VERACRASH – The Ghost Ep

Al debutto su Go Down Records (OJM, Alix, tra gli altri) i Veracrash si presentano al pubblico più vasto con questo Ep, dopo l’usuale gavetta fatta di concerti sparsi un po’ ovunque di cui ricordo piacevolmente l’esordio (quando ancora si facevano chiamare Duna), unico caso in cui ho potuto conoscere di persona la band. Questo lavoro non tradisce le aspettative, confermando la loro buona vena compositiva e rimarcando le influenze che vedono sicuramente al primo posto i QOTSA con qualche sfumatura che va a toccare certe melodie care ai Motorpsycho.L’apertura è affidata ad Antwerp, pezzo rock dalle inflessioni vagamente pop che tradisce fin da subito l’amore della band per i Queens Of The Stone Age alla quale va però riconosciuta un’ottima scrittura e un gusto non indifferente negli arrangiamenti.

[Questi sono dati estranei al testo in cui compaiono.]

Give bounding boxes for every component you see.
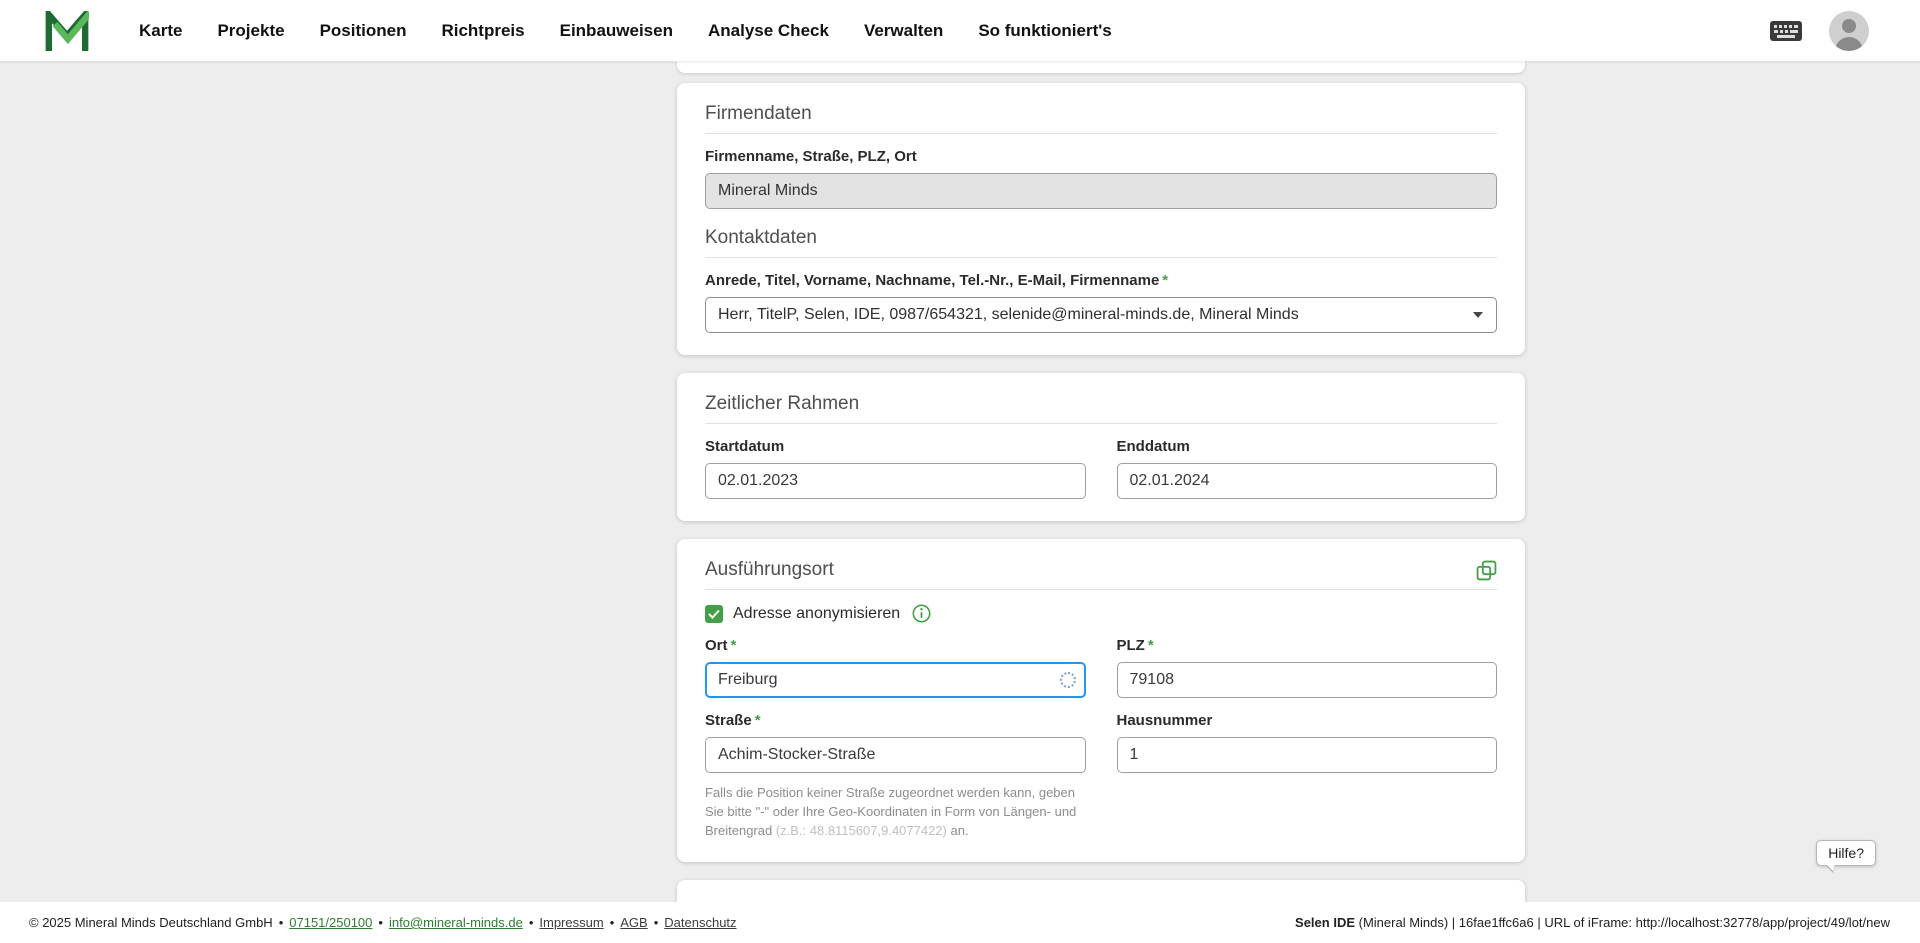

Cuspide si rivela invece più melodica e parte con un cantato alla maniera dei Motorpsycho di fine anni 90, pur evolvendosi poi per sentieri più personali e alquanto intriganti. Il pezzo forse più sperimentale e “stonante” è The ghost In The Shell, dove la concezione di robot-rock tanto cara al signor Homme sembra messa in pratica alla lettera con risultati entusiasmanti riuscendo a catturare grazie al suo incedere ipnotico e alle note acide delle chitarre. Chiude l’Ep Sicario, il pezzo più sparato e stoner del lotto, ottima chiusura dove la band mostra di più i muscoli e si fa più grintosa.
Un disco ben suonato e registrato, pezzi veramente belli e una buona speranza per il futuro… anche se le fonti di ispirazione a volte si fanno sentire prepotentemente devo ammettere che questo è uno dei migliori CD che mi sono capitati tra le mani da tanto (troppo) tempo a questa parte!